For many of us, senior living isn’t a consideration until it becomes a necessity. So when senior care is no longer a matter of “if” but “when,” your loved ones may have trouble getting on board with the idea. Some people think you have to be ready to die before you consider leaving your home.
Here at Sunnymere, we firmly believe that ‘you come to Sunnymere ‘to live’–not to die.
Here are the most common objections to senior living, and some tips to help your loved ones overcome their objections and accept the change.
Objection: Denial about age and mortality
It can be tough to accept the reality of again when, in their minds, they are still in their 20s or 30s. For many people, even just looking at a retirement community can feel like admitting they’re getting older.
How to Overcome it: Remind your loved ones that aging is a gift—it means they’re alive and they can continue to share their wealth of wisdom and experience. And moving to a senior living community isn’t a sign of defeat. Rather, they may actually be adding years to their life.
Objection: Negative perception of senior living communities
Today’s senior living communities offer so many opportunities to stay active, says Short. But if your loved ones have a mental picture of disengaged seniors just sitting around aimlessly, they will have nothing to do with that idea.
How to Overcome it: Take them to visit various communities. See what each community has to offer. Stop and talk to residents during your visit. Talking to pleased residents can be more important than a building that has a nice decor.

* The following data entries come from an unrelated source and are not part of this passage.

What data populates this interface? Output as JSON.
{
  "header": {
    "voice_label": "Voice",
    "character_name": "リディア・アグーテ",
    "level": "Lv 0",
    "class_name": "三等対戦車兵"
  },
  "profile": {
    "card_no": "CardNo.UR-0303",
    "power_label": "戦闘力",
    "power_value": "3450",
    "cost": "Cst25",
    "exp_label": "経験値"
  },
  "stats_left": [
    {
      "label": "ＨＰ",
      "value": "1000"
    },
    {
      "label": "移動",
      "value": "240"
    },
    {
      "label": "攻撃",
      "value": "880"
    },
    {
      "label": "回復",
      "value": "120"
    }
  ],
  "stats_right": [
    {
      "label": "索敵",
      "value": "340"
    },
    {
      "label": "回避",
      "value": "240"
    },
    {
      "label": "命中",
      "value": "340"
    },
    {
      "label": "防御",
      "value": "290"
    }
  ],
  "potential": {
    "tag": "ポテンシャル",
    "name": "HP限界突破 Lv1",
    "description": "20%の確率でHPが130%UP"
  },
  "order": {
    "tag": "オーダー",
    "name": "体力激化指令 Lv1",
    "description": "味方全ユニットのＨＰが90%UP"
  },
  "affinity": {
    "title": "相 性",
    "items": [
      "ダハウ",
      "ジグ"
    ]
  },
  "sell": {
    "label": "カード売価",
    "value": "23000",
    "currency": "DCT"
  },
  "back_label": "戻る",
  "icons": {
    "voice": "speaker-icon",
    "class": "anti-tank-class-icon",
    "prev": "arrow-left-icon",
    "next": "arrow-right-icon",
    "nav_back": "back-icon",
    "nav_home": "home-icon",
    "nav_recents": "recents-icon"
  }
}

Objection: Financial concerns
Some seniors don’t want to spend the money to move to assisted living, or they fear they can’t afford it. What they fail to consider, are the costs to maintain themselves in their current home, particularly when they have to pay others to help them out daily and perform the upkeep on the house.
How to Overcome it: Show them how much it actually costs to live in their home. They will be surprised. And, for parents who want to save their money for their children, it is best to emphasize that having your parents safe, happy, and healthy is the best gift they can give.
Objection: Fear of change
Many of us, particularly seniors, are nervous about moving to an unfamiliar environment. Familiar is easier. Change becomes more difficult as we age.
How to Overcome it: Ask your loved ones “what if” questions to help them take a realistic look at their situation. ‘What if you need me and I can’t get over to help you?’ What if you fall at home and there’s no one around to help you?
Objection: Anxiety about downsizing
Paring down a lifetime of treasured things can be difficult and downright overwhelming. Some older people even become paralyzed by the thought of going through their belongings and getting rid of things. Plus, your loved ones might not have the physical stamina required for the job.
How to Overcome it: If you’re available and your loved ones are willing, you can help them through the downsizing process. If not, consider hiring a professional organizer or senior move manager to lighten the load. Professionals can help with downsizing, packing, moving, unpacking, and more.
People have a more active life by being around other people. The best time to move to a senior community is when your loved one is still in good health, not when dealing with a crisis. If you are on board, it will easier to get your loved ones to move forward.